Attempts have been made to prevent the onset of PTSD, but until now most brief early psychological interventions have been unsuccessful³ (but see Rothbaum and colleagues³) and possibly harmful (eg, psychological debriefing⁴). However, brief early treatment of PTSD or ASD once symptoms have developed has been shown to reduce the risk for chronic PTSD.⁵

Based on recent advances in cognitive neuroscience, pharmacological interventions have been proposed as a promising new option in the prevention of PTSD.6, 7 Pharmacological interventions might be most effective if offered immediately after the traumatic event, since cognitive neuroscience studies suggest a 6 h window of time after a traumatic event when fear memories might be disrupted before they are consolidated.⁸

One pharmacological agent suggested to be effective in the prevention of PTSD, is the β adrenergic blocker propranolol. Propranolol has been suggested to interfere with the consolidation of newly acquired emotional memories⁹ by blocking post-synaptic β adrenergic receptors in the basolateral nucleus of the amygdala.⁶ Studies in healthy participants have shown that propranolol given before the presentation of emotionally disturbing materials prevented the heightened recall of these materials associated with placebo ingestion.¹⁰ Moreover, the administration of propranolol in patients attending emergency departments after a traumatic event resulted in decreased psychophysiological responses to personalised trauma scripts⁹ and PTSD incidence¹¹ relative to placebo.
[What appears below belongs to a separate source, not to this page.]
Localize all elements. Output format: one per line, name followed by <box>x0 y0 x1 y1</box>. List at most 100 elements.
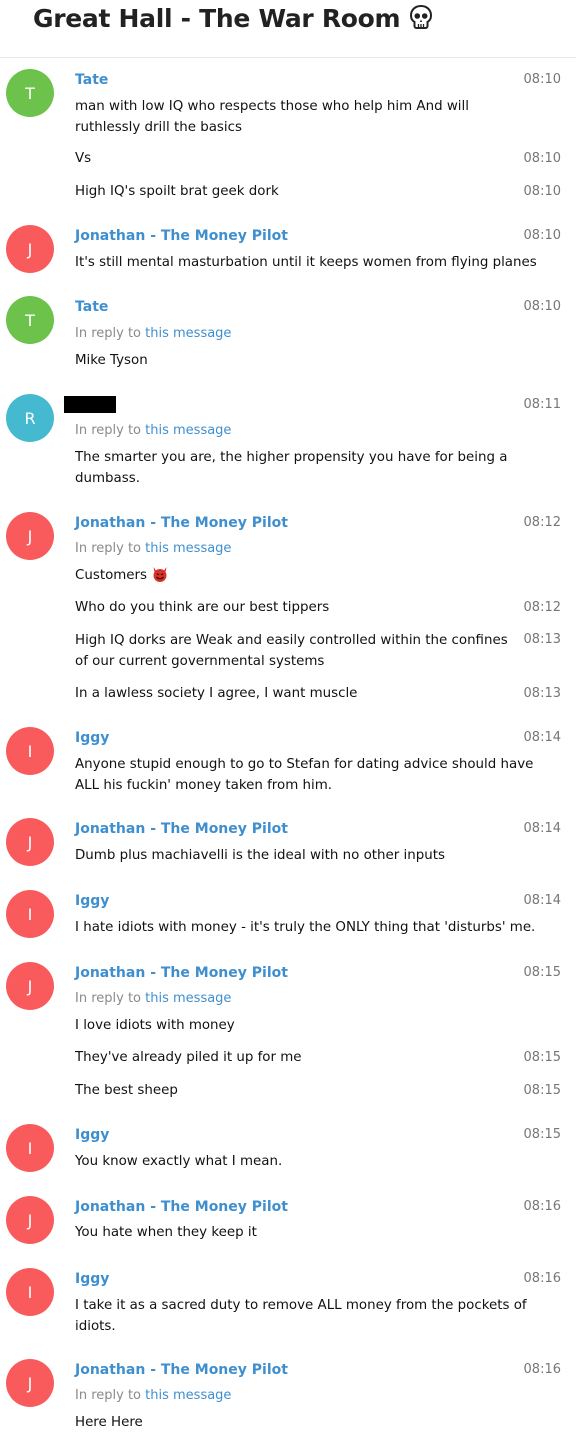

In addition to β blockers, administration of glucocorticoids such as hydrocortisone shortly after trauma has been proposed to prevent PTSD.¹² There is evidence that both stress-induced raised cortisol concentrations and administration of glucocorticoids might result in the impairment of retrieval of declarative memory, including retrieval of emotionally arousing materials.¹³ Recent studies on the administration of hydrocortisone shortly after stressful events support the notion that hydrocortisone might prevent PTSD.¹²

Other pharmacological agents associated with decreased PTSD incidence when given shortly after a traumatic event include opiate analgesics such as morphine,¹⁴ selective serotonin re-uptake inhibitors,¹⁵ and innovative therapies such as α-omega fatty acids.¹⁶

We believe this is the first meta-analysis to investigate the effects of pharmacological prevention of PTSD and ASD in recent trauma survivors. We considered both PTSD and ASD as relevant outcomes. ASD is assumed to be a precursor of PTSD in a proportion of trauma survivors, and most individuals with ASD have been found to develop PTSD.¹⁷ Because this is an emerging research field, we anticipated that the number of randomised controlled trials (RCTs) involving adults only would be restricted. Therefore, we decided to include RCTs, controlled clinical trials (CCTs; trials that included a control group but lacked randomisation), and longitudinal cohort studies, all including either adults or children. Subgroup analyses were done to compare the results for PTSD with those of ASD, RCTs with those of the less rigorous studies, and the results of studies with a placebo control group with studies with a control group that received no intervention or standard pharmacotherapies. Other subgroup comparisons concerned the types of pharmacotherapy administered, not least since their proposed underlying mechanisms are distinct. We also compared studies involving unselected (ie, all trauma survivors) or selected samples (trauma survivors selected on characteristics that are associated with an increased PTSD risk such as an increased heart rate at the emergency room).⁹ We considered the timing of administration of the pharmacotherapies, which could be within the 6 h consolidation window or at a later stage. It has been assumed that administration within the consolidation window would contribute to the efficacy of β blockers and hydrocortisone in preventing PTSD.9, 18 Finally, we compared studies that reported clinician-rated diagnoses with the studies that used self-report instruments.